Model SNP development for complex genomes based on hexaploid oat using high-throughput 454 sequencing technology.

Oliver, R.E., Lazo, G.R., Lutz, J.D., Rubenfield, M.J., Tinker, N.A., Wisniewski Morehead, N.H., Adhikary, D., Jellen, E.N., Maughan, J.P., Anderson, J.M., Brown Guedira, G.L., Chao, S., Beattie, A.D., Carson, M.L., Rines, H.W., Obert, D.E., Bonman, J.M., and Jackson, E.W. (2011). "Model SNP development for complex genomes based on hexaploid oat using high-throughput 454 sequencing technology.", BMC Genetics, 12:77. doi : 10.1186/1471-2164-12-77  Access to full text

Abstract

Background: Genetic markers are pivotal to modern genomics research; however, discovery and genotyping of molecular markers in oat has been hindered by the size and complexity of the genome, and by a scarcity of sequence data. The purpose of this study was to generate oat expressed sequence tag (EST) information, develop a bioinformatics pipeline for SNP discovery, and establish a method for rapid, cost-effective, and straightforward genotyping of SNP markers in complex polyploid genomes such as oat. Results: Based on cDNA libraries of four cultivated oat genotypes, approximately 127,000 contigs were assembled from approximately one million Roche 454 sequence reads. Contigs were filtered through a novel bioinformatics pipeline to eliminate ambiguous polymorphism caused by subgenome homology, and 96 in silico SNPs were selected from 9,448 candidate loci for validation using high-resolution melting (HRM) analysis.
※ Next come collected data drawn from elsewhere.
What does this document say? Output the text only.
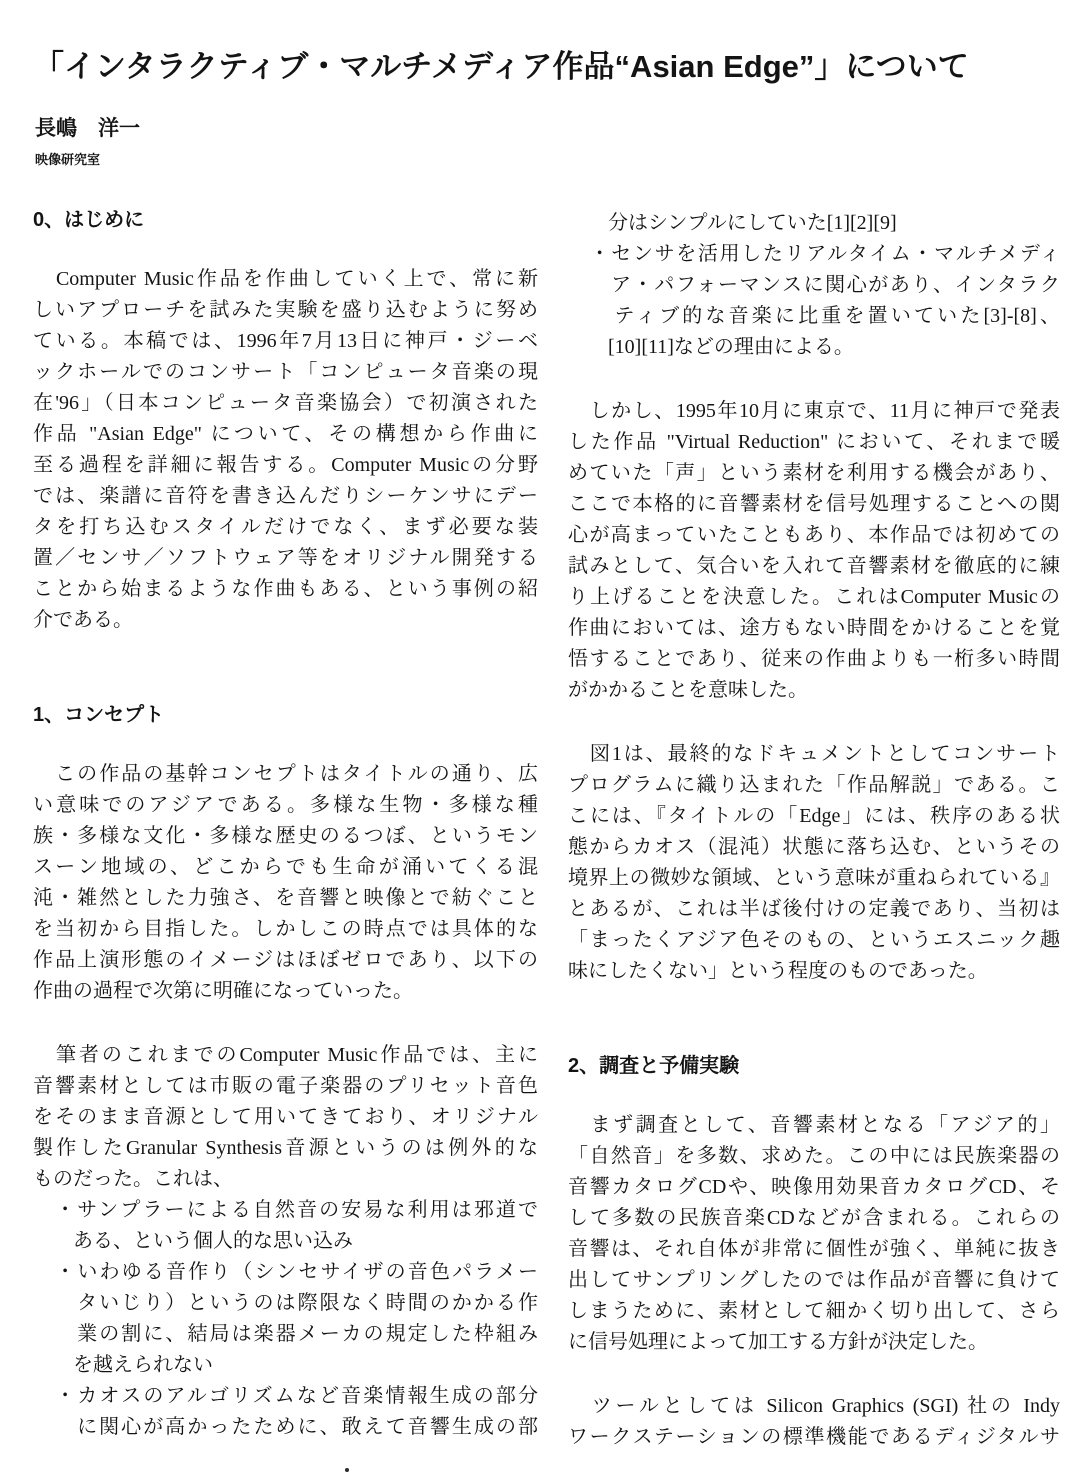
「インタラクティブ・マルチメディア作品“Asian Edge”」について
長嶋　洋一
映像研究室
0、はじめに
　Computer Music作品を作曲していく上で、常に新
しいアプローチを試みた実験を盛り込むように努め
ている。本稿では、1996年7月13日に神戸・ジーベ
ックホールでのコンサート「コンピュータ音楽の現
在'96」（日本コンピュータ音楽協会）で初演された
作品 "Asian Edge" について、その構想から作曲に
至る過程を詳細に報告する。Computer Musicの分野
では、楽譜に音符を書き込んだりシーケンサにデー
タを打ち込むスタイルだけでなく、まず必要な装
置／センサ／ソフトウェア等をオリジナル開発する
ことから始まるような作曲もある、という事例の紹
介である。
1、コンセプト
　この作品の基幹コンセプトはタイトルの通り、広
い意味でのアジアである。多様な生物・多様な種
族・多様な文化・多様な歴史のるつぼ、というモン
スーン地域の、どこからでも生命が涌いてくる混
沌・雑然とした力強さ、を音響と映像とで紡ぐこと
を当初から目指した。しかしこの時点では具体的な
作品上演形態のイメージはほぼゼロであり、以下の
作曲の過程で次第に明確になっていった。
　筆者のこれまでのComputer Music作品では、主に
音響素材としては市販の電子楽器のプリセット音色
をそのまま音源として用いてきており、オリジナル
製作したGranular Synthesis音源というのは例外的な
ものだった。これは、
　・サンプラーによる自然音の安易な利用は邪道で
　　ある、という個人的な思い込み
　・いわゆる音作り（シンセサイザの音色パラメー
　　タいじり）というのは際限なく時間のかかる作
　　業の割に、結局は楽器メーカの規定した枠組み
　　を越えられない
　・カオスのアルゴリズムなど音楽情報生成の部分
　　に関心が高かったために、敢えて音響生成の部
　　分はシンプルにしていた[1][2][9]
　・センサを活用したリアルタイム・マルチメディ
　　ア・パフォーマンスに関心があり、インタラク
　　ティブ的な音楽に比重を置いていた[3]-[8]、
　　[10][11]などの理由による。
　しかし、1995年10月に東京で、11月に神戸で発表
した作品 "Virtual Reduction" において、それまで暖
めていた「声」という素材を利用する機会があり、
ここで本格的に音響素材を信号処理することへの関
心が高まっていたこともあり、本作品では初めての
試みとして、気合いを入れて音響素材を徹底的に練
り上げることを決意した。これはComputer Musicの
作曲においては、途方もない時間をかけることを覚
悟することであり、従来の作曲よりも一桁多い時間
がかかることを意味した。
　図1は、最終的なドキュメントとしてコンサート
プログラムに織り込まれた「作品解説」である。こ
こには、『タイトルの「Edge」には、秩序のある状
態からカオス（混沌）状態に落ち込む、というその
境界上の微妙な領域、という意味が重ねられている』
とあるが、これは半ば後付けの定義であり、当初は
「まったくアジア色そのもの、というエスニック趣
味にしたくない」という程度のものであった。
2、調査と予備実験
　まず調査として、音響素材となる「アジア的」
「自然音」を多数、求めた。この中には民族楽器の
音響カタログCDや、映像用効果音カタログCD、そ
して多数の民族音楽CDなどが含まれる。これらの
音響は、それ自体が非常に個性が強く、単純に抜き
出してサンプリングしたのでは作品が音響に負けて
しまうために、素材として細かく切り出して、さら
に信号処理によって加工する方針が決定した。
　ツールとしては Silicon Graphics (SGI) 社の Indy
ワークステーションの標準機能であるディジタルサ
Of these, 52 (54%) were polymorphic between parents of the Ogle1040 × TAM O-301 (OT) mapping population, with 48 segregating as single Mendelian loci, and 44 being placed on the existing OT linkage map. Ogle and TAM amplicons from 12 primers were sequenced for SNP validation, revealing complex polymorphism in seven mplicons but general sequence conservation within SNP loci. Whole-amplicon interrogation with HRM revealed insertions, deletions, and heterozygotes in secondary oat germplasm pools, generating multiple alleles at some primer targets. To validate marker utility, 36 SNP assays were used to evaluate the genetic diversity of 34 diverse oat genotypes. Dendrogram clusters corresponded generally to known genome composition and genetic ancestry. Conclusions: The high-throughput SNP discovery pipeline presented here is a rapid and effective method for identification of polymorphic SNP alleles in the oat genome. The current-generation HRM system is a simple and highly-informative platform for SNP genotyping. These techniques provide a model for SNP discovery and genotyping in other species with complex and poorly-characterized genomes.